Miya is a leading global provider of comprehensive solutions for urban water efficiency. Miya's solution is based on best-practice methodology developed by the International Water Association (IWA).
In 1996, the IWA formed the Water Loss Task Force (WLTF). The Task Force was mandated with the task of standardizing the terminology and procedures used to carry out a water balance audit, as well as to develop clear and meaningful performance indicators to assess both the operational and financial performance of a water utility with respect to water loss.
The outputs of the WLTF's activities involved:
- A standard water balance using international terminology
- Performance indicators to assess the functioning of the water utility
- Strategies for water loss reduction
Many international standards have been developed using the IWA approach to water loss management. In addition, the strategies advocated by the WLTF became the best "practical approach" to reducing water losses in many countries.
A Standard Water Balance
The major challenge facing water utilities and municipalities is how to deal with high levels of Non-Revenue Water (NRW). NRW is the gap between the amount of water put into the distribution system and the amount of water for which customers are actually billed. High levels of NRW reflect huge volumes of water being lost through leaks (real/physical losses), water not being invoiced or not being accurately measured (apparent/ commercial losses) or both.

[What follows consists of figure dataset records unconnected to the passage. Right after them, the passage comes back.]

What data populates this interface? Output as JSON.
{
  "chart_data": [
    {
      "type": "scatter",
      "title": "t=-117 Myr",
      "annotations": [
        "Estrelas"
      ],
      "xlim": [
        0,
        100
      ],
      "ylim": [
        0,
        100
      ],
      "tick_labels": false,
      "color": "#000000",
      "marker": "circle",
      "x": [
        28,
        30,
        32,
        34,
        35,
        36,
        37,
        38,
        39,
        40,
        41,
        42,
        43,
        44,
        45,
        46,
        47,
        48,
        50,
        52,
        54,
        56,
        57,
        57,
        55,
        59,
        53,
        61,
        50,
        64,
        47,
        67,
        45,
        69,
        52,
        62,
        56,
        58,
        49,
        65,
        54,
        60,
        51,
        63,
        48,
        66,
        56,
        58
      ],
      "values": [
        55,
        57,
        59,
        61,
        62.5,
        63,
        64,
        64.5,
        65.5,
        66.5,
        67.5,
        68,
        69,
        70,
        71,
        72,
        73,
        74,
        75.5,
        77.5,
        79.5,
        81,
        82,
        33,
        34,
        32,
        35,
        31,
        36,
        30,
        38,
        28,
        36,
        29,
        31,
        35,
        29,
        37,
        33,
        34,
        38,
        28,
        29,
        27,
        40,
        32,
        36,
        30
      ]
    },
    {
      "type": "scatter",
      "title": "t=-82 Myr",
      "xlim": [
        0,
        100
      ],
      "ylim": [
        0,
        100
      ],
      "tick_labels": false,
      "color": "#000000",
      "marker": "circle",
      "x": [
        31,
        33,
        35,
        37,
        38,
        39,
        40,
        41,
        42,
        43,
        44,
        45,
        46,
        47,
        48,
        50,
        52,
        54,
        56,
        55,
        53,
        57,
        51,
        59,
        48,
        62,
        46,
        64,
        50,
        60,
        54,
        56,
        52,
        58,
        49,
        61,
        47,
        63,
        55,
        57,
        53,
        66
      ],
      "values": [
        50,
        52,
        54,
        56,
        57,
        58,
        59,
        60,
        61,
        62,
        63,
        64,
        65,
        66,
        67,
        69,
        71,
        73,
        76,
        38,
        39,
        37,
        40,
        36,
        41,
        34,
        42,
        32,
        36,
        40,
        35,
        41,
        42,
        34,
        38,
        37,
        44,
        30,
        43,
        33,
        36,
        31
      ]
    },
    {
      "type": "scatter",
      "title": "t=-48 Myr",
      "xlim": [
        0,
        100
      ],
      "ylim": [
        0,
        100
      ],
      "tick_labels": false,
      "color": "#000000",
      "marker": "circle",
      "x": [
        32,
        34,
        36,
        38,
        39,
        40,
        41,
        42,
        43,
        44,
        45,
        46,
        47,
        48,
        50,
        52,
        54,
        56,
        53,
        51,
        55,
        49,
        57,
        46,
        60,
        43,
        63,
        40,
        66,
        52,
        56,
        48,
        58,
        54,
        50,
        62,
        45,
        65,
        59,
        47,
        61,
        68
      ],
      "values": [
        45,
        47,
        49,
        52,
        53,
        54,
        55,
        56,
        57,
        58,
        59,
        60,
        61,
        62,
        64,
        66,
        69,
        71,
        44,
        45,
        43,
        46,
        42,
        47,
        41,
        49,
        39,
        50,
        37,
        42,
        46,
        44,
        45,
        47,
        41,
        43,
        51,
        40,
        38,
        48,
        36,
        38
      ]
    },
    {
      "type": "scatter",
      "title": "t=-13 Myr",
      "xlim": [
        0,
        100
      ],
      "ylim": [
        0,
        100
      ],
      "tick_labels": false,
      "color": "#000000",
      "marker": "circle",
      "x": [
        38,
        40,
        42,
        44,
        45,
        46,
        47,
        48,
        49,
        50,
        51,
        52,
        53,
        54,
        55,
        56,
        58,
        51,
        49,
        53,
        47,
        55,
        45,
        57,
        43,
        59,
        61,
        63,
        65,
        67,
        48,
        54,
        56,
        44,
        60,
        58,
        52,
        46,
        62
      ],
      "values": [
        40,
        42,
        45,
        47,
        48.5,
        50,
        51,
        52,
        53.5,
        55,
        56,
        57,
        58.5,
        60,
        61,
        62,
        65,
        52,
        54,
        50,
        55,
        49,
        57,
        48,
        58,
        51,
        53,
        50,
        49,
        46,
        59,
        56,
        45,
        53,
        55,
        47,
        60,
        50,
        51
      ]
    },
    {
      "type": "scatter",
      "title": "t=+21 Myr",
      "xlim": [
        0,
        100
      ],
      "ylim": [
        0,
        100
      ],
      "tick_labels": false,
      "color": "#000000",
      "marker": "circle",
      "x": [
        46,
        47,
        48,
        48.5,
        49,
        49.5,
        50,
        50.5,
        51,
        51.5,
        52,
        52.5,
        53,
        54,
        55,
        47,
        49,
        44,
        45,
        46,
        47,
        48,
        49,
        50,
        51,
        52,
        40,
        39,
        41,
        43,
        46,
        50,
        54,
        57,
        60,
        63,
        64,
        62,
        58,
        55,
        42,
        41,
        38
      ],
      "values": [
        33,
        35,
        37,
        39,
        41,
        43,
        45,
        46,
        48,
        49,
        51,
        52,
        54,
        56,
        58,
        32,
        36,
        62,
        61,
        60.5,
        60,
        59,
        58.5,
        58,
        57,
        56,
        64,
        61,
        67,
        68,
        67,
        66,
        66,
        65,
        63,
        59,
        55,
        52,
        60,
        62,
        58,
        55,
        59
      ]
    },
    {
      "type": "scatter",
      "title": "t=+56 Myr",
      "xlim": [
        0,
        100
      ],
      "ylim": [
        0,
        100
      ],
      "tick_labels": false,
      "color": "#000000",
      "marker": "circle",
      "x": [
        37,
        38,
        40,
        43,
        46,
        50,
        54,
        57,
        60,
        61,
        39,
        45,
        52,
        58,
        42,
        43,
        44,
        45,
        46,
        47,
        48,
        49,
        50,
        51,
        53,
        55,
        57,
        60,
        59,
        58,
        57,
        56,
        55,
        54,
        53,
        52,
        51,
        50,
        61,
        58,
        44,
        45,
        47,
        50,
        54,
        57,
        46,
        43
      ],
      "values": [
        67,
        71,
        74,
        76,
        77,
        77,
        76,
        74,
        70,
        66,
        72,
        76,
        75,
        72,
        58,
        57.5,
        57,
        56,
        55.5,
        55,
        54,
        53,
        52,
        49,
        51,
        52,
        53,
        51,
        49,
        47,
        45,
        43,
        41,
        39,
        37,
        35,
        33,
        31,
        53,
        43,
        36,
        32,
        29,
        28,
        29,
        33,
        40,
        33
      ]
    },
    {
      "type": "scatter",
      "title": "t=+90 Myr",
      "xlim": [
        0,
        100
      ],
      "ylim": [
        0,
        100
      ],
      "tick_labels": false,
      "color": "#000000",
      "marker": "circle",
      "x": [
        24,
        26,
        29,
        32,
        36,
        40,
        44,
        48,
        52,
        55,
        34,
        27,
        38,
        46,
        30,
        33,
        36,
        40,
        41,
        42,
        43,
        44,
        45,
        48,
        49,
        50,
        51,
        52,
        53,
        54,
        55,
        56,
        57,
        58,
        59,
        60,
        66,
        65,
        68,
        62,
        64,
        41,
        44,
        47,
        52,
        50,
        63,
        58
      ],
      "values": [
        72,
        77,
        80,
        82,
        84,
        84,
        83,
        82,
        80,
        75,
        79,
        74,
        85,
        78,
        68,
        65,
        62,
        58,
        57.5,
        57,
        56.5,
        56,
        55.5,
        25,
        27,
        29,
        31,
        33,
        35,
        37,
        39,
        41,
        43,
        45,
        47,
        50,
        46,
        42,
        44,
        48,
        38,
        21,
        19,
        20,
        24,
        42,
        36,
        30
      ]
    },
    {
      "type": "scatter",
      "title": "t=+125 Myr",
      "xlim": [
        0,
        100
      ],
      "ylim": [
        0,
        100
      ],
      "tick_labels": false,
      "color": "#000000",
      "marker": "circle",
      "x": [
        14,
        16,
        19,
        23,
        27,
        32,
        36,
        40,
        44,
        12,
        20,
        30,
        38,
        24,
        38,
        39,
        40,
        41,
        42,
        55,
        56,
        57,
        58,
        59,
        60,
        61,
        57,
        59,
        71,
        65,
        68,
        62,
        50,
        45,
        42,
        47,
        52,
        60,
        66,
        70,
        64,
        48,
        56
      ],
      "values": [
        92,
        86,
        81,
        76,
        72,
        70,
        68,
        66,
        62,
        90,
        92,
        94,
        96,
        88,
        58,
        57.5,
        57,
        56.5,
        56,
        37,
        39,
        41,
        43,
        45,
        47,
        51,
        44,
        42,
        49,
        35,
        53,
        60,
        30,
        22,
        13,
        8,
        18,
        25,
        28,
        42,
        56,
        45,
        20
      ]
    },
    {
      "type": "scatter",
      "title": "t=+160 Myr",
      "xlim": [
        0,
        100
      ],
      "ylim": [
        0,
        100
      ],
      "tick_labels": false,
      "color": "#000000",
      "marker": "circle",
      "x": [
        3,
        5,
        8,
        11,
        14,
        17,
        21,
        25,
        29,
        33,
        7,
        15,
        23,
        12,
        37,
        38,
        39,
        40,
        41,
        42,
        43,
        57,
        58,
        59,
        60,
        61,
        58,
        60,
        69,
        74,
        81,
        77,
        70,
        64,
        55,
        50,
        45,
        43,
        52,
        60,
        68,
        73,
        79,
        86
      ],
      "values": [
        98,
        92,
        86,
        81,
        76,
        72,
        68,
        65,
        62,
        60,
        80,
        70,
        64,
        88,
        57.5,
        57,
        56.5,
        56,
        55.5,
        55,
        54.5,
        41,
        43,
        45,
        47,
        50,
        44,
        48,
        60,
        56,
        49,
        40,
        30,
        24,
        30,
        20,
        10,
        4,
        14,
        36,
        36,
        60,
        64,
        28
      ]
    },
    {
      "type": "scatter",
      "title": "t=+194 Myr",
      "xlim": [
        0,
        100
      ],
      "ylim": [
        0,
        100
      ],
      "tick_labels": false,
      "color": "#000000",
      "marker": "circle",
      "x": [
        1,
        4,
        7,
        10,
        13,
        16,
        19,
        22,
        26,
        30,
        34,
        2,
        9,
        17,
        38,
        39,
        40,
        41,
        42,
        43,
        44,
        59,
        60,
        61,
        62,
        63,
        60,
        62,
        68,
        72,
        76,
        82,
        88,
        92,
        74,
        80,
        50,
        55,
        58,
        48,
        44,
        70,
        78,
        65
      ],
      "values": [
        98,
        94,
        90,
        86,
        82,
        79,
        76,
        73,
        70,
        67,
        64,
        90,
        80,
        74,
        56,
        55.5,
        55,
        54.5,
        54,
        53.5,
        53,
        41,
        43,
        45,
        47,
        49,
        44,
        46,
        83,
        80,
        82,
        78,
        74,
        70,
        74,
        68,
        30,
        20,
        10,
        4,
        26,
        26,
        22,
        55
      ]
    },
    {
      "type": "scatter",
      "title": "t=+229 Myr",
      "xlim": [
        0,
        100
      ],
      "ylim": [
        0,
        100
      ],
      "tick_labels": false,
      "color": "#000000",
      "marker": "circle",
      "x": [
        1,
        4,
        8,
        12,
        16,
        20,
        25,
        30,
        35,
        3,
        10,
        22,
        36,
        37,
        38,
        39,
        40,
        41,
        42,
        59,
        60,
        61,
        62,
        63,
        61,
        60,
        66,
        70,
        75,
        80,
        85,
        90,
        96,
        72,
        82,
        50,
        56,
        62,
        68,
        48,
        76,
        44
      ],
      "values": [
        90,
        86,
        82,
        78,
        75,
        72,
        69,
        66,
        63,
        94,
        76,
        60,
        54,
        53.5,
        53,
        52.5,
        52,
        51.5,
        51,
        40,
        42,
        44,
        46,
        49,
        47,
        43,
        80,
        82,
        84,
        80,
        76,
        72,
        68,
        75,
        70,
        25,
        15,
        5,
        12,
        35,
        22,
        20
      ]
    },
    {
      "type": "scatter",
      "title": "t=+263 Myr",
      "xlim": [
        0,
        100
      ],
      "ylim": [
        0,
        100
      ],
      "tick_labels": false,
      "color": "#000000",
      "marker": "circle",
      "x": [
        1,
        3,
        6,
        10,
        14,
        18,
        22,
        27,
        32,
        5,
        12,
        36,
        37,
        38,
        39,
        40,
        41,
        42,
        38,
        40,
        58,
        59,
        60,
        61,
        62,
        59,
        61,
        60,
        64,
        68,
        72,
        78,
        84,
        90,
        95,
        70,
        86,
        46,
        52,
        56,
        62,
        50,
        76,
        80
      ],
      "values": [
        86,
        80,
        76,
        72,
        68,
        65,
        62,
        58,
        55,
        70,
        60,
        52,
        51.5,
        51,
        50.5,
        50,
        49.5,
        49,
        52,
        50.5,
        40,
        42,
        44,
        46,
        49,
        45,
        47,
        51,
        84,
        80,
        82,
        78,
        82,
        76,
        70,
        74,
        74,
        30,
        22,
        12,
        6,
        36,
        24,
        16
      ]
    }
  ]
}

A water balance audit details how much of each type of loss is occurring and how much it is costing the water utility. The key concept behind this approach is that water should not be "unaccounted-for". In conducting a water balance audit, a quantity is determined for the major components of water consumption and water loss, and a price is placed on each component in order to assess its financial impact on the water utility. A detailed and accurate water balance forms the basis for an effective NRW management strategy.
The 4-Component Approach
The 4-Component diagram, shown below, is widely used to explain the types of activities that are effective in managing real and apparent losses.
Managing Real Losses
Real losses cannot be completely eliminated. The lowest technically achievable annual volume of real losses - for well-maintained and well-managed systems - is known as Unavoidable Annual Real Losses (UARL). Based on an appropriate combination of all four activities involved in leakage management (shown as arrows in the diagram), real losses can be kept to a minimum. In modern systems three of these methods have proved themselves to be more cost-effective in the short term than pipeline and asset management:
- Active leakage control
- Improvement of speed and quality of repairs
- Optimization of the pressure management in the system
In systems which were built from poor quality materials or which suffer from substandard installation practices, it is often necessary to consider medium and long term solutions which include pipeline and asset management.
Managing Apparent Losses
The following four components make up the IWA management strategy for apparent loss:
- Customer meter inaccuracies
- Unauthorized consumption, illegal connections, theft and fraud
- Data analysis errors, between archived data and data used for billing
- Data collection and transfer errors between meter and the billing system
Commercial losses should be no more than a few percentiles of authorized consumption. Combating commercial losses does not require substantial financial resources, but rather demands a firm commitment on the part of the utility management, political will, community support and incentives.
Dealing with all four components in a coordinated fashion will result in reducing the annual quantity of apparent losses to an economic level.
In some cases it is recommended that commercial loss reduction be the first step in an NRW reduction strategy, since it requires a relatively low investment and can result in immediate payback.